Si algo he aprendido con las exaltadas y valientes feministas chilangas, es que el patriarcado nos ha enseñado que entre nosotras solo puede existir competencia y distancia.
Vamos a decirnos bellas entre nosotras, vamos a darnos ánimo, a escuchar nuestras quejas y, sobre todo, a dejar de justificar la violencia machista de la que pudiéramos ser testigos.
Y que quede claro, ante cualquier cuestionamiento desinformado: el binarismo hombre-mujer, sobre el que he estructurado este texto, no lo produjo el discurso feminista. Lo ha creado el patriarcado, sistemáticamente, y es a ese binarismo al que se enfrenta la narrativa feminista, LGTB+, y toda aquella que ofrece diversidad sexual y la posibilidad de que cada cual construya conscientemente su sexualidad sin que sea agredido por ello (y esto es solo una demanda primaria, básica).
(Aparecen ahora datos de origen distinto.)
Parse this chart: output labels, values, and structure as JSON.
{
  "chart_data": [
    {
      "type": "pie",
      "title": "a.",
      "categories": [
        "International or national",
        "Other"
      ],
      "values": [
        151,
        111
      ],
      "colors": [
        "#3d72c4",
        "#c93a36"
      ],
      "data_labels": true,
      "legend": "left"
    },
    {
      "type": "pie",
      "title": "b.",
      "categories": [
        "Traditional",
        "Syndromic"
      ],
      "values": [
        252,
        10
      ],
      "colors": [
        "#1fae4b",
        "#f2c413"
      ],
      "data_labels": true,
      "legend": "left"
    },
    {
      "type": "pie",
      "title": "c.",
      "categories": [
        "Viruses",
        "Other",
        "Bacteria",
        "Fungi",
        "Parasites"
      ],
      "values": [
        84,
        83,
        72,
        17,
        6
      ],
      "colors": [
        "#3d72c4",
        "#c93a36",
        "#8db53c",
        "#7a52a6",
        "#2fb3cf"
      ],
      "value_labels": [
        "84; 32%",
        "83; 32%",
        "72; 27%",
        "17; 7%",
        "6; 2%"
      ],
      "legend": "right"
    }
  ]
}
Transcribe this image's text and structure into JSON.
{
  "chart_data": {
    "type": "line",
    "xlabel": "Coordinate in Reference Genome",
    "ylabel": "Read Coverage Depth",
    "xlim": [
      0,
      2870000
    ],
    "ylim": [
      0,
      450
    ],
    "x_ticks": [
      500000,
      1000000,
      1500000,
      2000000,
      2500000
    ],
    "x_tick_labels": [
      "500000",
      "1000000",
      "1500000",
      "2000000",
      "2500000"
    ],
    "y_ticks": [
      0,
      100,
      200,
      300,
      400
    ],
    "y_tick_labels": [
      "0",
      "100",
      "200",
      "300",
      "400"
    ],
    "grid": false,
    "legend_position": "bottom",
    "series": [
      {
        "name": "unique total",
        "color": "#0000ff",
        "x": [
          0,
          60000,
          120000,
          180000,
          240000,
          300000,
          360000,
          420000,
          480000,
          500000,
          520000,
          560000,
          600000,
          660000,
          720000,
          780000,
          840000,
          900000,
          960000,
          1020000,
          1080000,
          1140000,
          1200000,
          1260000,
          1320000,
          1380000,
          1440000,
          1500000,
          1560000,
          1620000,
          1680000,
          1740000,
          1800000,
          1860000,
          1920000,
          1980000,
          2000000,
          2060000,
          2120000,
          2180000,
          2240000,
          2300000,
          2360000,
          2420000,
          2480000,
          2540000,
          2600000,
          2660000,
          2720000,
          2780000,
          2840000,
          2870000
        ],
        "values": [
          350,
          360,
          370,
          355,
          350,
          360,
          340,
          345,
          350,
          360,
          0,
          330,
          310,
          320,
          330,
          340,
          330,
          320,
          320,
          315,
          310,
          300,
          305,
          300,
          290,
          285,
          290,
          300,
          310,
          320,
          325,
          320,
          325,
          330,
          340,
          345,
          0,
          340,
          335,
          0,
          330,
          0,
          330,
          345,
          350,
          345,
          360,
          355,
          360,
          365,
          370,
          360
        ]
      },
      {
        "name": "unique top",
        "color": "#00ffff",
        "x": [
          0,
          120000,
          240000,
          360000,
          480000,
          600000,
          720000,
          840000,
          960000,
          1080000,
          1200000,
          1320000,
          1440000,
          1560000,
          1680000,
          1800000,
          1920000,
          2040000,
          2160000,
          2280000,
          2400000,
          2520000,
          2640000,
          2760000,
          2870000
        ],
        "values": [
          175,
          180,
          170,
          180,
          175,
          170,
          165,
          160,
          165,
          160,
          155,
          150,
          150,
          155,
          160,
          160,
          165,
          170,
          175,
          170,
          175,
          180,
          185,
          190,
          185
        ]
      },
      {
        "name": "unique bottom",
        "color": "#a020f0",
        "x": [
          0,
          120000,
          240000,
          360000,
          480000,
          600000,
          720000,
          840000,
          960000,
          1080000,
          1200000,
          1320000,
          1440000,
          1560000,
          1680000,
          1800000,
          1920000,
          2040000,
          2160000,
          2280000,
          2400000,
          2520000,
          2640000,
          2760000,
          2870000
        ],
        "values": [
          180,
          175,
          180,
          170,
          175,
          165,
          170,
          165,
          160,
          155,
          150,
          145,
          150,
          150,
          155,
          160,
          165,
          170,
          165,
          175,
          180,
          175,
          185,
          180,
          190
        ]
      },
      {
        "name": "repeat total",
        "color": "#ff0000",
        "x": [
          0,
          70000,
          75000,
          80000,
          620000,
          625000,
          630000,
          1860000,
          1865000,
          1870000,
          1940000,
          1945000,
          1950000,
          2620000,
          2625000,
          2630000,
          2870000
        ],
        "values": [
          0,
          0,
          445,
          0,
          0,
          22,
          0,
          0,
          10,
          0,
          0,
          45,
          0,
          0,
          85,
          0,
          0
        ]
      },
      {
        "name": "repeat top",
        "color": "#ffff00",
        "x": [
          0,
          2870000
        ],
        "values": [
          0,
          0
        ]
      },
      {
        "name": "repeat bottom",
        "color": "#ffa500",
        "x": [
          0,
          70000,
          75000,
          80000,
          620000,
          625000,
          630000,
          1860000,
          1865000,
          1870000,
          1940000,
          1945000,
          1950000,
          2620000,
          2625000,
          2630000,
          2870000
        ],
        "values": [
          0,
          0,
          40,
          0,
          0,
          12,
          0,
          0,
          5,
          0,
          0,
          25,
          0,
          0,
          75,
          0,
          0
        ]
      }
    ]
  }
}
El patriarcado es un orden; nos organiza en pensamientos binarios y autoritarios: hombre-mujer, naturaleza-cultura, historia-mito, tecnología-magia, ciencia-brujería, hechos-fantasía, revolucionario-disidente, imperialismo-nación.
El Estado cubano es patriarcal y autoritario en extremo. Para ese tipo de Estados, resulta medular impedir que nazca el feminismo. Pero creo que esa es una tarea imposible. El pasado 8 de septiembre, el autoritarismo patriarcal fue contestado con girasoles. El extrañamiento que produce una imagen de este tipo es altamente estimable para corromper la solemnidad sobre la que se pretende legitimar la represión militar.
Si a la edad de 11 años, niñas y niños —que debíamos convertirnos en seguidores del ejército— fuimos capaces de escuchar tranquilamente y comprender que ser hombre o ser mujer es una elección, es posible que personas adultas e informadas lleguemos a comprender que una planta debe ser tan respetada como una bandera, que el conocimiento yoruba es tan sabio como aquel de las llamadas ciencias duras, que un representante del Estado es un ciudadano con los mismos deberes y derechos que aquellos que disentimos.
Tengo esa esperanza contrapatriarcal.
Contra la Granma mensura
Se está hablando de feminicidios en Cuba. Suceden feminicidios en Cuba. Allí donde suceda, y cuando suceda, un feminicidio no es un potencial mediático, no es un pretexto de oportunistas, no es “uno de los recursos más explotados por la maquinaria de medios digitales financiados para la guerra comunicacional dirigida hacia la sociedad cubana”.